Three 1x1 squares are taken on a 8x8 chess board.
1. What is the probablity, that all three squares are diagonal to each other ?
2.What is the probability, that all three squares are diagonal to each other and lie adjacent.
what are the answers????
answer1:
3612/64c3
72/64c3
Can yOU eXPLAIN hOW?
think the answer of first Q is = 392/64_C_3
Explaination-->
any 3 square in the same diagonal if the squares selected from the diagonal of the chess board....
1st and 2nd diagonal rejected becoz in this there are less than 3 box.

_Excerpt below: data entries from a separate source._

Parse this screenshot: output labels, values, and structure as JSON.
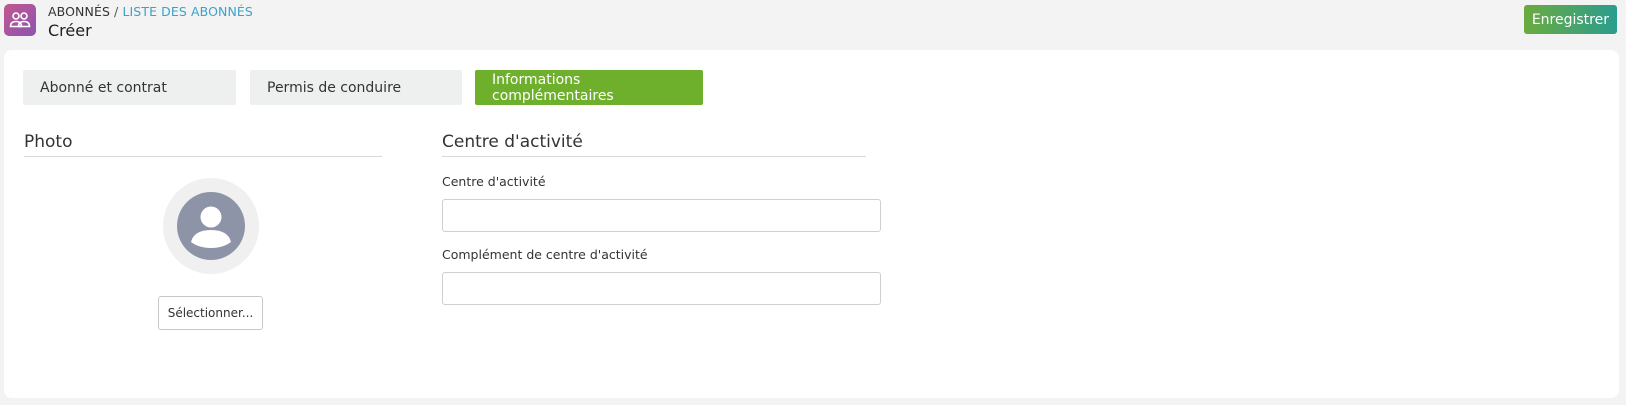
{
  "header": {
    "breadcrumb_root": "ABONNÉS",
    "breadcrumb_sep": " / ",
    "breadcrumb_link": "LISTE DES ABONNÉS",
    "title": "Créer",
    "save_label": "Enregistrer"
  },
  "tabs": [
    {
      "label": "Abonné et contrat",
      "active": false
    },
    {
      "label": "Permis de conduire",
      "active": false
    },
    {
      "label": "Informations complémentaires",
      "active": true
    }
  ],
  "photo": {
    "section_title": "Photo",
    "select_label": "Sélectionner..."
  },
  "activity": {
    "section_title": "Centre d'activité",
    "field1_label": "Centre d'activité",
    "field1_value": "",
    "field2_label": "Complément de centre d'activité",
    "field2_value": ""
  },
  "colors": {
    "accent_green": "#6eaf2c",
    "link_blue": "#3aa3c9",
    "app_icon": "#a8559f"
  },
  "icons": {
    "app": "users-icon",
    "avatar": "user-avatar-icon"
  }
}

there are Total 15 diagonal so due to 1st and 2nd 4 diagonals(consider both side) has been rejected ..
so remaining diagonals are 3c3 , 4c3 , 5c3 , 6c3 , 7c3 , 8c3 --all are repeated except 8c3.
all r again repeted from other SIDE ......(consider from UPPER RIGHT corner and UPPER LEFT corner)
so finally ---> 2*( 2*(3c3 + 4c3 + 5c3 + 6c3 + 7c3) + 8c3) == 392
similarly.......
==> 2*( 2*( 1 + 2 + 3 + 4 +5) + 6 ) == 72
so answer is 72/64c3
First consider left to right
One large diagonal: 8c3
The rest are repeated above n below the diagonal i.e 7c3 + 6c3 + 5c3 + 4c3 + 3c3
Therefore,
Total number of squares that lie on (left to right) diagonals is
(7c3 + 6c3 + 5c3 + 4c3 + 3c3)*2 + 8c3
But we need to consider the right to left diagonals as well... and due to symmetry we can simple multiply the above term with 2
Thus total such squares (sharing a diagonal)= 2*((7c3 + 6c3 + 5c3 + 4c3 + 3c3)*2 + 8c3)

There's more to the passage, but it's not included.